Mr Eazi, the crooning singer and rapper, sits on the symbolic border of two distinct cultures and countries: Nigeria, where he was born and raised, and Ghana, where he went to college and spent his young adult years recording music. He has become a major artist in West Africa’s flourishing music industry, which is centered largely on Lagos and has produced a number of Nigerian superstars, such as Wizkid, who is an associate of Eazi’s and has done more to popularize the Lagos sound than anyone.
But in Eazi’s music, there is as much a unique Ghanaian influence as a Nigerian one: Songs like the smash hit “Leg Over” have the energetic pulse of Nigerian Afrobeats, but with Eazi’s slow, lulling delivery that the artist says is inspired by the chilled-out vibe of Ghanaian life. He calls his signature blend “banku music,” a reference to Ghana’s traditional staple food. “You eat it with soup—banku has three different flours, so it’s heavy, and it makes me relaxed and tired,” he says. “The first time I ever recorded a song, I went straight from the banku joint to the studio, so I was sleepy. Some people say I sing like I don’t really care. Like, ‘Yo, bro, are you really singing?’ That’s banku.”

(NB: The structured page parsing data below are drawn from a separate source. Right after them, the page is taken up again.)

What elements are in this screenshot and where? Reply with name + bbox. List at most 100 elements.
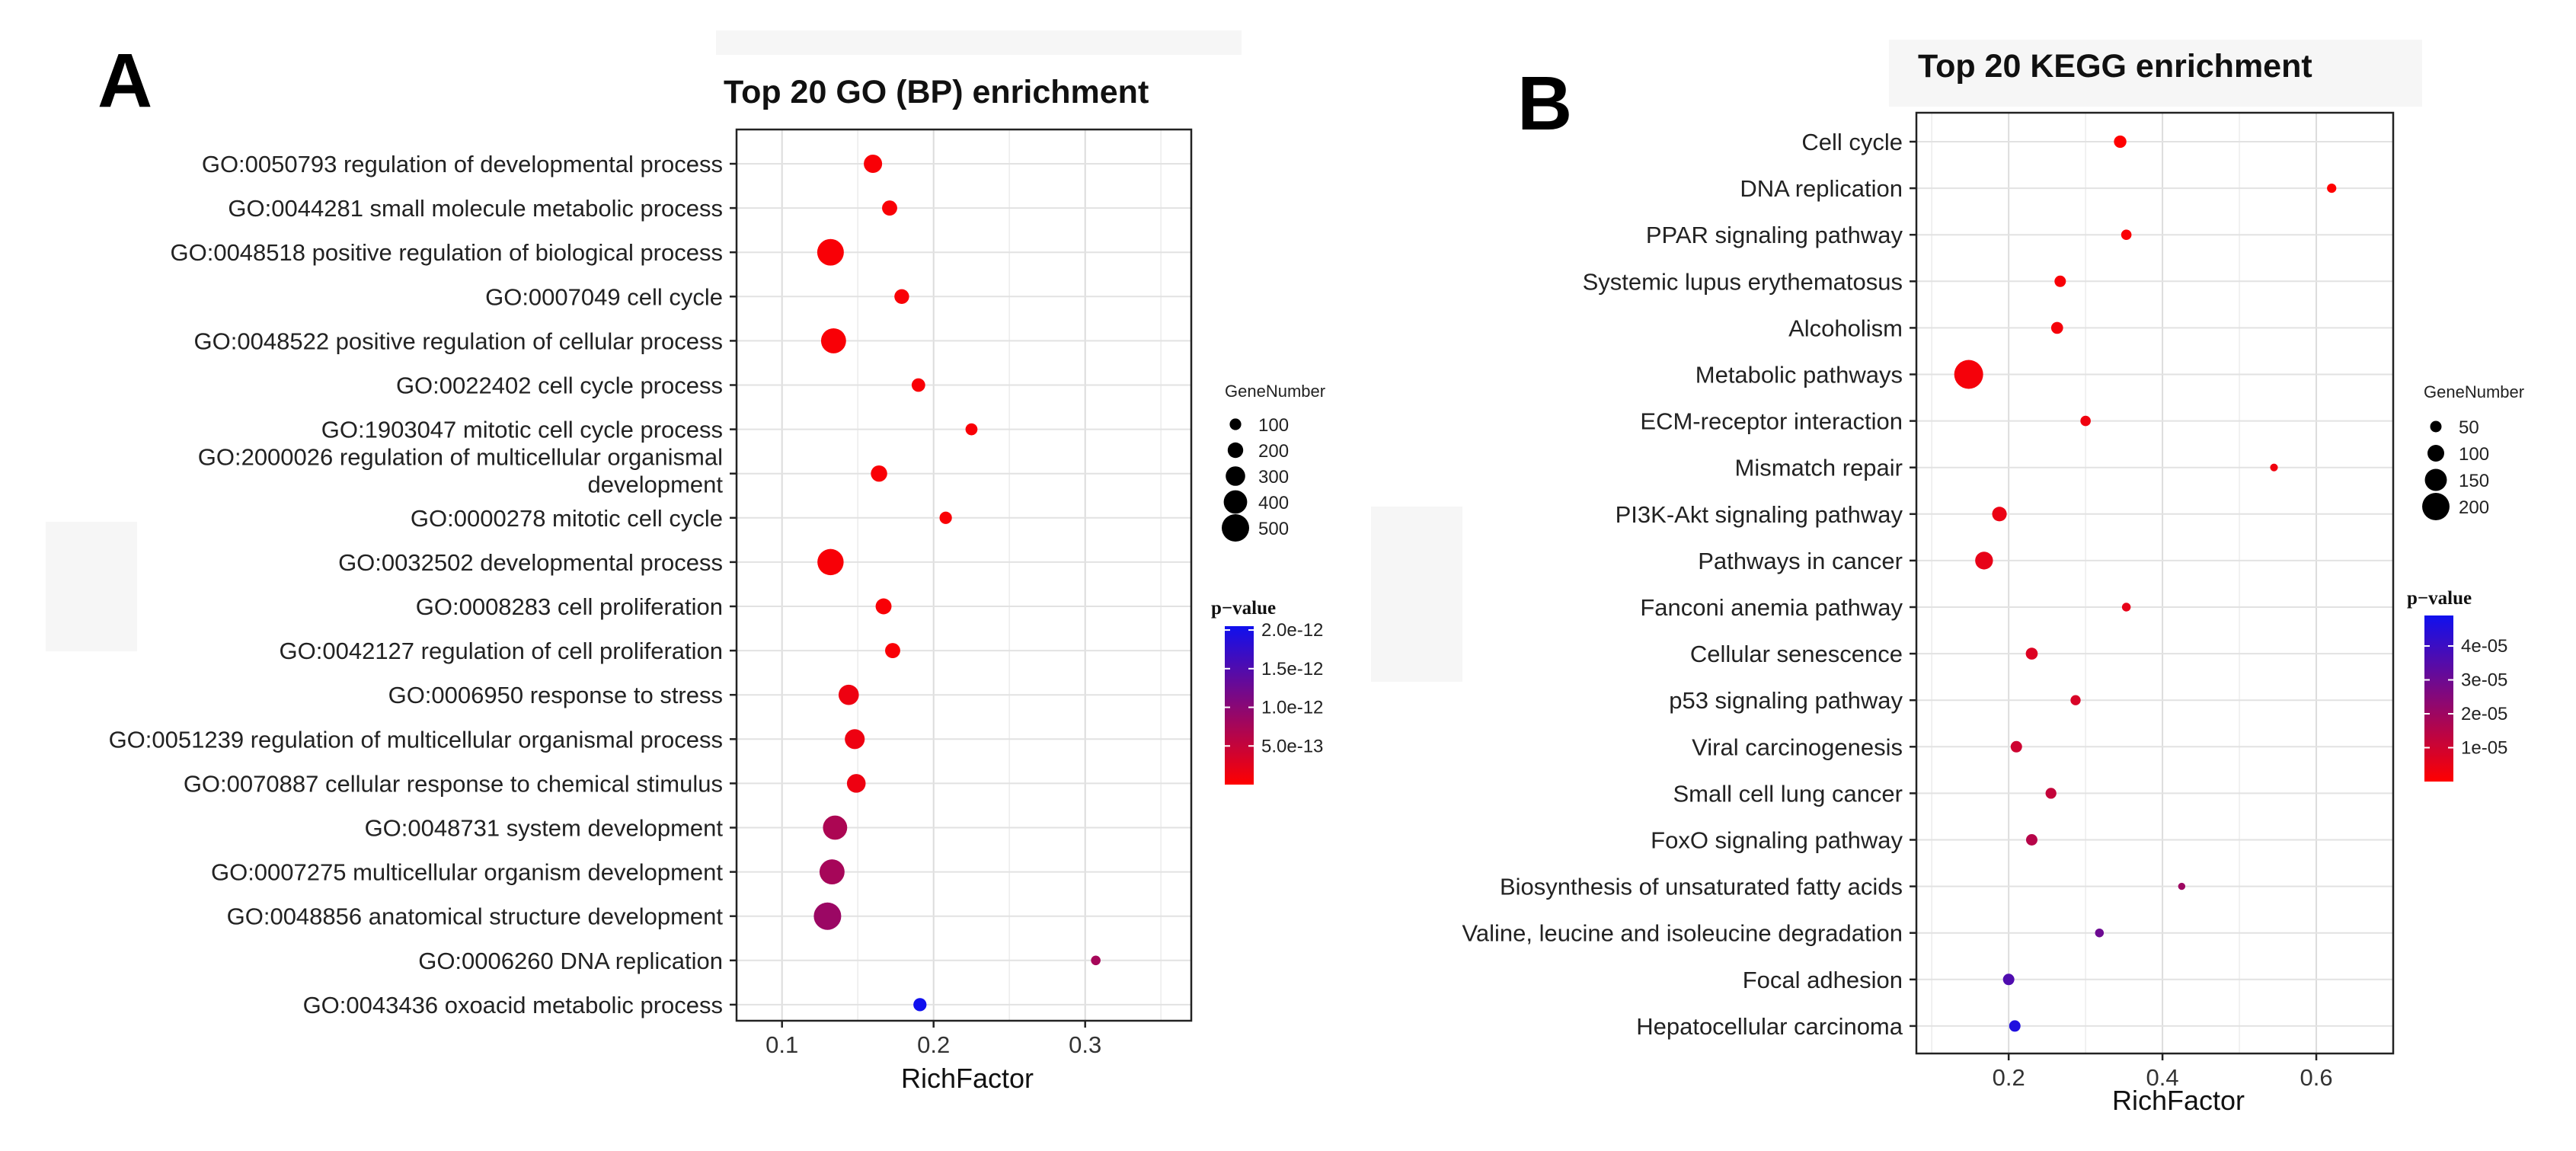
data-point <box>846 774 866 793</box>
data-point <box>823 815 848 840</box>
color-legend-label: 3e-05 <box>2461 670 2507 691</box>
y-tick-label: GO:0032502 developmental process <box>338 549 723 576</box>
size-legend-key <box>1226 466 1245 486</box>
color-legend-title: p−value <box>1211 598 1276 619</box>
x-tick-label: 0.2 <box>917 1031 950 1058</box>
y-tick-label: Valine, leucine and isoleucine degradati… <box>1462 920 1903 947</box>
y-tick-label: GO:0042127 regulation of cell proliferat… <box>280 638 723 664</box>
y-tick-label: Metabolic pathways <box>1695 362 1903 388</box>
size-legend-key <box>2427 445 2444 462</box>
size-legend-label: 400 <box>1258 493 1289 513</box>
y-tick-label: GO:0070887 cellular response to chemical… <box>184 770 723 797</box>
y-tick-label: GO:0050793 regulation of developmental p… <box>202 151 723 177</box>
y-tick-label: FoxO signaling pathway <box>1651 827 1903 854</box>
plot-frame <box>1915 111 2395 1055</box>
y-tick-label: Small cell lung cancer <box>1673 780 1903 807</box>
y-tick-label: Viral carcinogenesis <box>1692 734 1903 760</box>
panel-label: A <box>97 38 152 123</box>
data-point <box>1975 552 1993 570</box>
data-point <box>2045 788 2057 799</box>
data-point <box>882 200 897 216</box>
data-point <box>1992 507 2007 522</box>
size-legend-key <box>1223 490 1248 514</box>
color-legend-bar <box>1225 626 1254 785</box>
data-point <box>911 378 925 392</box>
x-tick-label: 0.3 <box>1069 1031 1101 1058</box>
data-point <box>2121 603 2131 612</box>
color-legend-label: 1e-05 <box>2461 738 2507 759</box>
data-point <box>838 684 859 705</box>
y-tick-label: GO:0008283 cell proliferation <box>416 593 723 620</box>
data-point <box>820 328 846 353</box>
data-point <box>913 998 927 1012</box>
size-legend-key <box>1222 514 1249 542</box>
y-tick-label: Cellular senescence <box>1690 641 1903 667</box>
color-legend-title: p−value <box>2407 588 2472 609</box>
panel-label: B <box>1517 61 1572 146</box>
y-tick-label: PI3K-Akt signaling pathway <box>1616 501 1903 528</box>
color-legend-label: 4e-05 <box>2461 636 2507 657</box>
size-legend-label: 200 <box>1258 441 1289 462</box>
y-tick-label: GO:0007275 multicellular organism develo… <box>211 859 723 886</box>
size-legend-label: 50 <box>2459 417 2479 438</box>
data-point <box>2002 974 2015 986</box>
background-artifact <box>1889 40 2422 107</box>
data-point <box>2050 321 2063 334</box>
background-artifact <box>46 522 137 651</box>
x-tick-label: 0.4 <box>2146 1064 2179 1091</box>
color-legend-bar <box>2424 615 2453 782</box>
data-point <box>817 238 844 266</box>
y-tick-label: GO:0044281 small molecule metabolic proc… <box>228 195 723 222</box>
size-legend-title: GeneNumber <box>1225 382 1325 401</box>
data-point <box>2025 647 2038 660</box>
x-tick-label: 0.1 <box>765 1031 798 1058</box>
data-point <box>875 598 892 615</box>
data-point <box>2121 229 2132 240</box>
y-tick-label: Systemic lupus erythematosus <box>1583 268 1903 295</box>
y-tick-label: Fanconi anemia pathway <box>1640 594 1903 621</box>
panel-b: B Top 20 KEGG enrichment 0.2 0.4 0.6 Cell c… <box>1462 48 2524 1116</box>
color-legend-label: 2e-05 <box>2461 704 2507 724</box>
y-tick-label: Mismatch repair <box>1735 455 1903 481</box>
y-tick-label: p53 signaling pathway <box>1669 687 1903 714</box>
y-tick-label: GO:0006950 response to stress <box>388 682 723 708</box>
y-tick-label: GO:2000026 regulation of multicellular o… <box>198 444 724 498</box>
y-tick-label: GO:0048856 anatomical structure developm… <box>227 903 724 930</box>
size-legend: GeneNumber 100 200 300 400 500 <box>1222 382 1325 542</box>
size-legend-label: 100 <box>1258 415 1289 436</box>
y-tick-label: Pathways in cancer <box>1698 548 1903 574</box>
data-point <box>2009 1020 2021 1032</box>
x-tick-label: 0.6 <box>2300 1064 2332 1091</box>
size-legend-label: 500 <box>1258 519 1289 539</box>
size-legend-title: GeneNumber <box>2424 382 2524 401</box>
size-legend-label: 150 <box>2459 471 2489 491</box>
color-legend: p−value 4e-05 3e-05 2e-05 1e-05 <box>2407 588 2507 782</box>
data-point <box>813 902 842 930</box>
y-tick-label: DNA replication <box>1740 175 1903 202</box>
data-point <box>2054 275 2066 287</box>
data-point <box>965 423 978 436</box>
data-point <box>1091 955 1101 966</box>
data-point <box>894 289 909 304</box>
y-tick-label: GO:0043436 oxoacid metabolic process <box>303 992 723 1018</box>
x-axis-title: RichFactor <box>2112 1085 2245 1116</box>
y-tick-label: PPAR signaling pathway <box>1646 222 1903 248</box>
chart-title: Top 20 KEGG enrichment <box>1918 48 2312 85</box>
data-point <box>1954 360 1983 389</box>
size-legend-key <box>2430 420 2442 433</box>
chart-title: Top 20 GO (BP) enrichment <box>724 74 1149 110</box>
size-legend: GeneNumber 50 100 150 200 <box>2422 382 2524 520</box>
x-tick-label: 0.2 <box>1993 1064 2025 1091</box>
size-legend-label: 100 <box>2459 444 2489 465</box>
data-point <box>2270 463 2278 472</box>
x-axis-title: RichFactor <box>901 1063 1034 1094</box>
data-point <box>885 643 900 659</box>
y-tick-label: ECM-receptor interaction <box>1640 408 1903 435</box>
y-tick-label: GO:0007049 cell cycle <box>485 283 723 310</box>
data-point <box>819 859 845 885</box>
data-point <box>2327 184 2337 193</box>
size-legend-label: 300 <box>1258 467 1289 488</box>
data-point <box>2070 695 2081 705</box>
y-tick-label: Focal adhesion <box>1743 967 1903 993</box>
background-artifact <box>716 30 1242 55</box>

Eazi also reps Ghana in his wardrobe, which is characterized by a mix of contemporary streetwear and traditional
textiles—including his now-signature straw hat—from the Ashanti region and the north of the country. He’s handsome and stylish, with a slim build and close-cropped hair, and has a penchant for playful jewelry, bright colors, and narrow-cut blazers and turtlenecks. Asked about his fashion sense, he told us ahead of a big show in New York (tonight at PlayStation Theater) that everywhere he goes, Ghana and Nigeria go with him.